Follow-up Inquiry #187406
Dear Dr.
Chang,
Thank you very much for your response to my inquiry in “#187406 Consultation.” I have generally understood your explanations.
I would like to ask Dr.
Chang the following questions:
Q1.
Recently, I have been treating my hemorrhoid with warm baths and the "Hiyu Zhi" ointment.
The hemorrhoid, which is shaped like a half-sphere, has significantly reduced in size and is now retracted into the anal canal.
I can only feel it when I forcefully open the anal opening.
Could you please advise whether this half-spherical hemorrhoid is classified as an external hemorrhoid, internal hemorrhoid, or a mixed hemorrhoid?
Q2.
Regarding your response: “The thrombosed hemorrhoid can be absorbed, but the prolapsed soft tissue will not disappear.
It can be reduced with medication and sitz baths, but to completely remove it, surgical excision is the only option.” In your opinion, do you think it is advisable to actively pursue surgical excision of the prolapsed hemorrhoidal tissue? Or do you believe that as long as the hemorrhoidal tissue is not swollen, thrombosed, painful, itchy, or bleeding, and does not interfere with daily life, it is better to coexist with it?
Q3.
If I choose to coexist with the hemorrhoidal tissue without surgical excision, will leaving the hemorrhoidal tissue in and around the anus for an extended period lead to proliferation or malignant transformation (such as becoming a tumor) due to "friction or other factors"? Are there any clinical cases of this nature?
Q4.
The half-spherical hemorrhoid I have is approximately 1 centimeter in size.
In your opinion, is this type (half-spherical) and size of hemorrhoid suitable for treatment with "rubber band ligation"?
Thank you, Dr.
Chang.
Axiang, 40~49 year old female. Ask Date: 2022/10/11
Dr.
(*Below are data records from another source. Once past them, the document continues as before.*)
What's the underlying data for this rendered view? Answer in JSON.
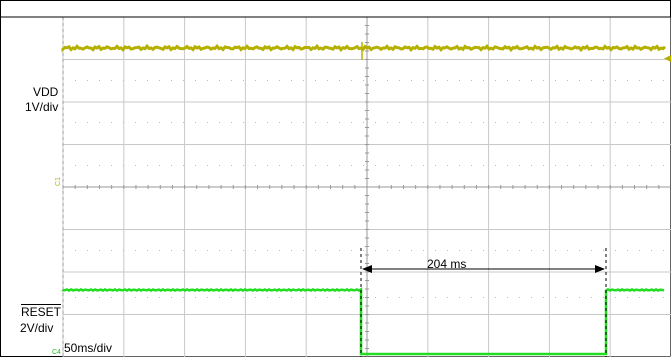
{
  "chart_data": {
    "type": "line",
    "time_base": "50ms/div",
    "grid": true,
    "traces": [
      {
        "label": "VDD",
        "scale": "1V/div",
        "marker": "C1",
        "color": "#b5b000",
        "description": "steady high level with a small glitch at the reset event"
      },
      {
        "label": "RESET",
        "label_overline": true,
        "scale": "2V/div",
        "marker": "C4",
        "color": "#22dd22",
        "description": "high, low pulse, then high again"
      }
    ],
    "annotation": {
      "text": "204 ms",
      "value_ms": 204
    }
  },
  "colors": {
    "grid": "#c8c8c8",
    "center_axis": "#999999",
    "vdd": "#b5b000",
    "reset": "#22dd22",
    "annotation": "#000000"
  }
}
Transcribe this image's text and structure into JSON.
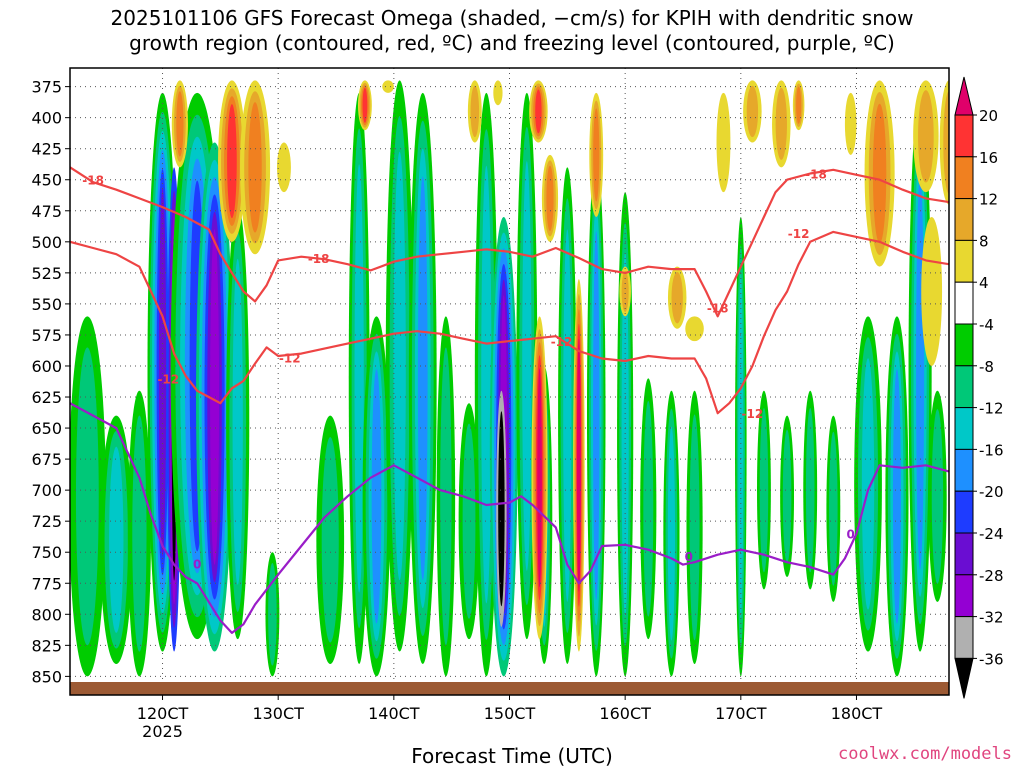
{
  "title_line1": "2025101106 GFS Forecast Omega (shaded, −cm/s) for KPIH with dendritic snow",
  "title_line2": "growth region (contoured, red, ºC) and freezing level (contoured, purple, ºC)",
  "credit": "coolwx.com/models",
  "chart_data": {
    "type": "heatmap",
    "xlabel": "Forecast Time (UTC)",
    "ylabel": "Pressure (hPa)",
    "x_range_hours": [
      112,
      188
    ],
    "y_range_hpa": [
      360,
      865
    ],
    "x_ticks": [
      {
        "hour": 120,
        "label": "120CT",
        "sublabel": "2025"
      },
      {
        "hour": 130,
        "label": "130CT"
      },
      {
        "hour": 140,
        "label": "140CT"
      },
      {
        "hour": 150,
        "label": "150CT"
      },
      {
        "hour": 160,
        "label": "160CT"
      },
      {
        "hour": 170,
        "label": "170CT"
      },
      {
        "hour": 180,
        "label": "180CT"
      }
    ],
    "y_ticks": [
      375,
      400,
      425,
      450,
      475,
      500,
      525,
      550,
      575,
      600,
      625,
      650,
      675,
      700,
      725,
      750,
      775,
      800,
      825,
      850
    ],
    "colorbar": {
      "levels": [
        -36,
        -32,
        -28,
        -24,
        -20,
        -16,
        -12,
        -8,
        -4,
        4,
        8,
        12,
        16,
        20
      ],
      "colors": [
        "#000000",
        "#b0b0b0",
        "#9400d3",
        "#6a0dd2",
        "#1e3cff",
        "#1e90ff",
        "#00c8c8",
        "#00c878",
        "#00cc00",
        "#ffffff",
        "#e8d830",
        "#e6a82a",
        "#f08020",
        "#ff3333",
        "#e0006a"
      ]
    },
    "contours_red": [
      {
        "label": "-18",
        "label_positions": [
          [
            114,
            450
          ],
          [
            133.5,
            513
          ],
          [
            168,
            553
          ],
          [
            176.5,
            445
          ]
        ],
        "points": [
          [
            112,
            440
          ],
          [
            114,
            452
          ],
          [
            116,
            458
          ],
          [
            118,
            465
          ],
          [
            120,
            472
          ],
          [
            122,
            480
          ],
          [
            124,
            490
          ],
          [
            125,
            510
          ],
          [
            126,
            525
          ],
          [
            127,
            540
          ],
          [
            128,
            548
          ],
          [
            129,
            535
          ],
          [
            130,
            515
          ],
          [
            132,
            512
          ],
          [
            134,
            514
          ],
          [
            136,
            518
          ],
          [
            138,
            523
          ],
          [
            140,
            516
          ],
          [
            142,
            512
          ],
          [
            144,
            510
          ],
          [
            146,
            508
          ],
          [
            148,
            506
          ],
          [
            150,
            508
          ],
          [
            152,
            512
          ],
          [
            154,
            505
          ],
          [
            156,
            513
          ],
          [
            158,
            522
          ],
          [
            160,
            525
          ],
          [
            162,
            520
          ],
          [
            164,
            522
          ],
          [
            166,
            522
          ],
          [
            167,
            540
          ],
          [
            168,
            560
          ],
          [
            169,
            540
          ],
          [
            170,
            520
          ],
          [
            171,
            500
          ],
          [
            172,
            480
          ],
          [
            173,
            460
          ],
          [
            174,
            450
          ],
          [
            176,
            445
          ],
          [
            178,
            442
          ],
          [
            180,
            446
          ],
          [
            182,
            450
          ],
          [
            184,
            458
          ],
          [
            186,
            465
          ],
          [
            188,
            468
          ]
        ]
      },
      {
        "label": "-12",
        "label_positions": [
          [
            120.5,
            610
          ],
          [
            131,
            593
          ],
          [
            154.5,
            580
          ],
          [
            175,
            493
          ],
          [
            171,
            638
          ]
        ],
        "points": [
          [
            112,
            500
          ],
          [
            114,
            505
          ],
          [
            116,
            510
          ],
          [
            118,
            520
          ],
          [
            119,
            540
          ],
          [
            120,
            560
          ],
          [
            121,
            590
          ],
          [
            122,
            608
          ],
          [
            123,
            620
          ],
          [
            124,
            625
          ],
          [
            125,
            630
          ],
          [
            126,
            618
          ],
          [
            127,
            612
          ],
          [
            128,
            598
          ],
          [
            129,
            585
          ],
          [
            130,
            592
          ],
          [
            132,
            590
          ],
          [
            134,
            586
          ],
          [
            136,
            582
          ],
          [
            138,
            578
          ],
          [
            140,
            574
          ],
          [
            142,
            572
          ],
          [
            144,
            574
          ],
          [
            146,
            578
          ],
          [
            148,
            582
          ],
          [
            150,
            580
          ],
          [
            152,
            578
          ],
          [
            154,
            576
          ],
          [
            156,
            588
          ],
          [
            158,
            594
          ],
          [
            160,
            596
          ],
          [
            162,
            592
          ],
          [
            164,
            594
          ],
          [
            166,
            594
          ],
          [
            167,
            610
          ],
          [
            168,
            638
          ],
          [
            169,
            630
          ],
          [
            170,
            618
          ],
          [
            171,
            600
          ],
          [
            172,
            576
          ],
          [
            173,
            555
          ],
          [
            174,
            540
          ],
          [
            175,
            518
          ],
          [
            176,
            500
          ],
          [
            178,
            492
          ],
          [
            180,
            496
          ],
          [
            182,
            500
          ],
          [
            184,
            508
          ],
          [
            186,
            515
          ],
          [
            188,
            518
          ]
        ]
      }
    ],
    "contours_purple": [
      {
        "label": "0",
        "label_positions": [
          [
            123,
            759
          ],
          [
            165.5,
            753
          ],
          [
            179.5,
            735
          ]
        ],
        "points": [
          [
            112,
            630
          ],
          [
            114,
            640
          ],
          [
            116,
            650
          ],
          [
            118,
            690
          ],
          [
            119,
            720
          ],
          [
            120,
            745
          ],
          [
            121,
            760
          ],
          [
            122,
            770
          ],
          [
            123,
            775
          ],
          [
            124,
            790
          ],
          [
            125,
            805
          ],
          [
            126,
            815
          ],
          [
            127,
            808
          ],
          [
            128,
            792
          ],
          [
            130,
            768
          ],
          [
            132,
            745
          ],
          [
            134,
            722
          ],
          [
            136,
            705
          ],
          [
            138,
            690
          ],
          [
            140,
            680
          ],
          [
            142,
            690
          ],
          [
            144,
            700
          ],
          [
            146,
            705
          ],
          [
            148,
            712
          ],
          [
            150,
            710
          ],
          [
            151,
            705
          ],
          [
            152,
            712
          ],
          [
            154,
            730
          ],
          [
            155,
            760
          ],
          [
            156,
            775
          ],
          [
            157,
            765
          ],
          [
            158,
            745
          ],
          [
            160,
            744
          ],
          [
            162,
            748
          ],
          [
            164,
            755
          ],
          [
            165,
            760
          ],
          [
            166,
            758
          ],
          [
            168,
            752
          ],
          [
            170,
            748
          ],
          [
            172,
            752
          ],
          [
            174,
            758
          ],
          [
            176,
            762
          ],
          [
            178,
            768
          ],
          [
            179,
            755
          ],
          [
            180,
            735
          ],
          [
            181,
            700
          ],
          [
            182,
            680
          ],
          [
            184,
            682
          ],
          [
            186,
            680
          ],
          [
            188,
            685
          ]
        ]
      }
    ]
  }
}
Zhang Shuhao reply Surgery
1.
It should be internal hemorrhoids.
2.
If there are no symptoms, no treatment is necessary.
3.
It will not change to malignant.
4.
It is possible.
Reply Date: 2022/10/11
More Info
Understanding hemorrhoids is crucial for effective management and treatment. Hemorrhoids are swollen veins in the lower rectum and anus, and they can be classified into two main types: internal and external hemorrhoids. Internal hemorrhoids occur inside the rectum and are usually not visible, while external hemorrhoids develop under the skin around the anus and can be felt or seen. There are also mixed hemorrhoids, which contain both internal and external components.
Q1: Classification of Hemorrhoids
Based on your description, if the hemorrhoid is currently retracted into the anal canal but can still be felt with pressure, it is likely an internal hemorrhoid. Internal hemorrhoids can sometimes protrude during bowel movements but may retract afterward. If it were an external hemorrhoid, it would typically remain visible and palpable outside the anal opening. Therefore, your situation suggests it is primarily an internal hemorrhoid, possibly with some external components if you can feel it with pressure.
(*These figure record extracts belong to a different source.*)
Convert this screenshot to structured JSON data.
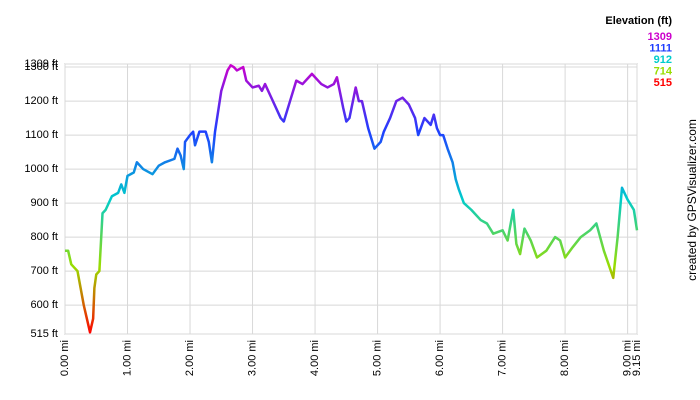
{
  "chart_data": {
    "type": "line",
    "legend_title": "Elevation (ft)",
    "color_scale": [
      {
        "value": 1309,
        "color": "#cc00cc"
      },
      {
        "value": 1111,
        "color": "#1f3fff"
      },
      {
        "value": 912,
        "color": "#00cccc"
      },
      {
        "value": 714,
        "color": "#99dd00"
      },
      {
        "value": 515,
        "color": "#ff0000"
      }
    ],
    "credit": "created by GPSVisualizer.com",
    "grid": true,
    "xlim": [
      0,
      9.15
    ],
    "ylim": [
      515,
      1309
    ],
    "xticks": [
      {
        "value": 0,
        "label": "0.00 mi"
      },
      {
        "value": 1,
        "label": "1.00 mi"
      },
      {
        "value": 2,
        "label": "2.00 mi"
      },
      {
        "value": 3,
        "label": "3.00 mi"
      },
      {
        "value": 4,
        "label": "4.00 mi"
      },
      {
        "value": 5,
        "label": "5.00 mi"
      },
      {
        "value": 6,
        "label": "6.00 mi"
      },
      {
        "value": 7,
        "label": "7.00 mi"
      },
      {
        "value": 8,
        "label": "8.00 mi"
      },
      {
        "value": 9,
        "label": "9.00 mi"
      },
      {
        "value": 9.15,
        "label": "9.15 mi"
      }
    ],
    "yticks": [
      {
        "value": 515,
        "label": "515 ft"
      },
      {
        "value": 600,
        "label": "600 ft"
      },
      {
        "value": 700,
        "label": "700 ft"
      },
      {
        "value": 800,
        "label": "800 ft"
      },
      {
        "value": 900,
        "label": "900 ft"
      },
      {
        "value": 1000,
        "label": "1000 ft"
      },
      {
        "value": 1100,
        "label": "1100 ft"
      },
      {
        "value": 1200,
        "label": "1200 ft"
      },
      {
        "value": 1300,
        "label": "1300 ft"
      },
      {
        "value": 1309,
        "label": "1309 ft"
      }
    ],
    "x": [
      0,
      0.05,
      0.1,
      0.2,
      0.25,
      0.3,
      0.35,
      0.4,
      0.45,
      0.47,
      0.5,
      0.55,
      0.6,
      0.65,
      0.75,
      0.85,
      0.9,
      0.95,
      1.0,
      1.1,
      1.15,
      1.25,
      1.4,
      1.5,
      1.6,
      1.75,
      1.8,
      1.85,
      1.9,
      1.92,
      2.0,
      2.05,
      2.08,
      2.15,
      2.25,
      2.3,
      2.35,
      2.4,
      2.5,
      2.55,
      2.6,
      2.65,
      2.7,
      2.75,
      2.85,
      2.9,
      3.0,
      3.1,
      3.15,
      3.2,
      3.3,
      3.45,
      3.5,
      3.6,
      3.7,
      3.8,
      3.9,
      3.95,
      4.05,
      4.1,
      4.2,
      4.3,
      4.35,
      4.45,
      4.5,
      4.55,
      4.65,
      4.7,
      4.75,
      4.85,
      4.95,
      5.05,
      5.1,
      5.2,
      5.3,
      5.4,
      5.5,
      5.6,
      5.65,
      5.75,
      5.85,
      5.9,
      5.95,
      6.0,
      6.05,
      6.12,
      6.2,
      6.25,
      6.3,
      6.38,
      6.5,
      6.65,
      6.75,
      6.85,
      7.0,
      7.08,
      7.17,
      7.22,
      7.28,
      7.35,
      7.45,
      7.55,
      7.7,
      7.84,
      7.92,
      8.0,
      8.12,
      8.25,
      8.4,
      8.5,
      8.62,
      8.77,
      8.84,
      8.91,
      9.0,
      9.1,
      9.15
    ],
    "series": [
      {
        "values": [
          760,
          760,
          720,
          700,
          650,
          600,
          560,
          520,
          560,
          650,
          690,
          700,
          870,
          880,
          920,
          930,
          955,
          930,
          980,
          990,
          1020,
          1000,
          985,
          1010,
          1020,
          1030,
          1060,
          1040,
          1000,
          1080,
          1100,
          1110,
          1070,
          1110,
          1110,
          1080,
          1020,
          1110,
          1230,
          1260,
          1290,
          1305,
          1300,
          1290,
          1300,
          1260,
          1240,
          1245,
          1230,
          1250,
          1210,
          1150,
          1140,
          1200,
          1260,
          1250,
          1270,
          1280,
          1260,
          1250,
          1240,
          1250,
          1270,
          1180,
          1140,
          1150,
          1240,
          1200,
          1200,
          1120,
          1060,
          1080,
          1110,
          1150,
          1200,
          1210,
          1190,
          1150,
          1100,
          1150,
          1130,
          1160,
          1120,
          1100,
          1100,
          1060,
          1020,
          970,
          940,
          900,
          880,
          850,
          840,
          810,
          820,
          790,
          880,
          780,
          750,
          825,
          790,
          740,
          760,
          800,
          790,
          740,
          770,
          800,
          820,
          840,
          760,
          680,
          800,
          945,
          910,
          880,
          820
        ]
      }
    ]
  }
}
Q2: Surgical Considerations
Regarding the management of your hemorrhoid, the decision to proceed with surgical intervention depends on several factors. If the hemorrhoid is not causing significant discomfort, bleeding, or impacting your daily life, conservative management—such as topical treatments, warm baths, and dietary modifications—may be sufficient. However, if the hemorrhoid is causing persistent symptoms or if there is a risk of complications (like thrombosis or significant prolapse), surgical options may be warranted. Surgical removal is often recommended for persistent or severe cases, especially if the hemorrhoids are prolapsed and not responding to conservative measures.
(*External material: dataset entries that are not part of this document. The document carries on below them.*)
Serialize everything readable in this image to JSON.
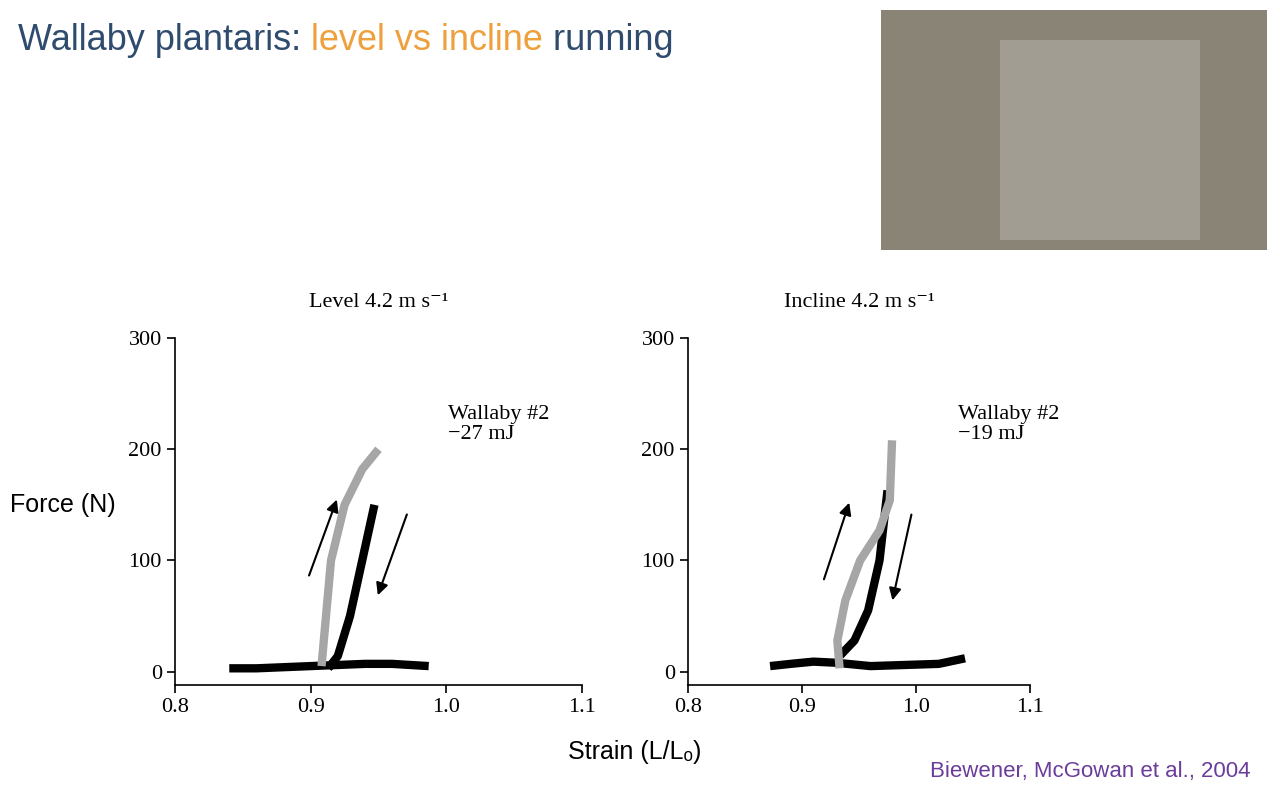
{
  "slide": {
    "title": [
      {
        "text": "Wallaby plantaris: ",
        "color": "#2f4b6e"
      },
      {
        "text": "level vs incline",
        "color": "#eea03c"
      },
      {
        "text": " running",
        "color": "#2f4b6e"
      }
    ],
    "ylabel": "Force (N)",
    "xlabel": "Strain (L/Lₒ)",
    "source": {
      "text": "Biewener, McGowan et al., 2004",
      "color": "#6a3d9a"
    }
  },
  "chart_data": [
    {
      "type": "line",
      "title": "Level 4.2 m s⁻¹",
      "annotations": [
        "Wallaby #2",
        "−27 mJ"
      ],
      "xlim": [
        0.8,
        1.1
      ],
      "xticks": [
        0.8,
        0.9,
        1.0,
        1.1
      ],
      "ylim": [
        -12,
        300
      ],
      "yticks": [
        0,
        100,
        200,
        300
      ],
      "series": [
        {
          "color": "#000000",
          "x": [
            0.84,
            0.86,
            0.88,
            0.9,
            0.92,
            0.94,
            0.96,
            0.987
          ],
          "values": [
            3,
            3,
            4,
            5,
            6,
            7,
            7,
            5
          ]
        },
        {
          "color": "#000000",
          "x": [
            0.947,
            0.938,
            0.929,
            0.92,
            0.913
          ],
          "values": [
            150,
            100,
            50,
            14,
            3
          ]
        },
        {
          "color": "#a6a6a6",
          "x": [
            0.908,
            0.911,
            0.915,
            0.925,
            0.938,
            0.95
          ],
          "values": [
            5,
            46,
            100,
            150,
            182,
            200
          ]
        }
      ]
    },
    {
      "type": "line",
      "title": "Incline 4.2 m s⁻¹",
      "annotations": [
        "Wallaby #2",
        "−19 mJ"
      ],
      "xlim": [
        0.8,
        1.1
      ],
      "xticks": [
        0.8,
        0.9,
        1.0,
        1.1
      ],
      "ylim": [
        -12,
        300
      ],
      "yticks": [
        0,
        100,
        200,
        300
      ],
      "series": [
        {
          "color": "#000000",
          "x": [
            0.872,
            0.89,
            0.91,
            0.93,
            0.96,
            0.99,
            1.02,
            1.043
          ],
          "values": [
            5,
            7,
            9,
            8,
            5,
            6,
            7,
            12
          ]
        },
        {
          "color": "#000000",
          "x": [
            0.975,
            0.968,
            0.958,
            0.946,
            0.933
          ],
          "values": [
            163,
            100,
            55,
            28,
            14
          ]
        },
        {
          "color": "#a6a6a6",
          "x": [
            0.933,
            0.931,
            0.938,
            0.951,
            0.968,
            0.977,
            0.979
          ],
          "values": [
            3,
            28,
            64,
            100,
            127,
            154,
            208
          ]
        }
      ]
    }
  ]
}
Q3: Risks of Leaving Hemorrhoids Untreated
Leaving hemorrhoids untreated can lead to complications, but the risk of malignant transformation (cancer) from hemorrhoids is extremely low. However, chronic irritation from friction or straining can lead to other issues, such as anal fissures or skin tags. In rare cases, chronic irritation could contribute to changes in the tissue, but this is not common. Regular monitoring and maintaining good bowel habits can help mitigate these risks.
Q4: Rubber Band Ligation Suitability
Rubber band ligation is a common and effective treatment for internal hemorrhoids, particularly those that are symptomatic and have not responded to conservative treatments. Given that your hemorrhoid is approximately 1 cm in size and has shown improvement with conservative measures, it may be a suitable candidate for this procedure. The ligation works by cutting off the blood supply to the hemorrhoid, causing it to shrink and eventually fall off. However, a thorough evaluation by a healthcare provider is essential to determine the best course of action based on your specific condition.
Conclusion
In summary, your current situation with the hemorrhoid appears to be manageable with conservative treatment, but ongoing monitoring is essential. If symptoms persist or worsen, discussing surgical options with your healthcare provider would be prudent. Maintaining a healthy diet, staying hydrated, and avoiding straining during bowel movements can help prevent further issues. Always consult with a healthcare professional for personalized advice and treatment options tailored to your specific needs.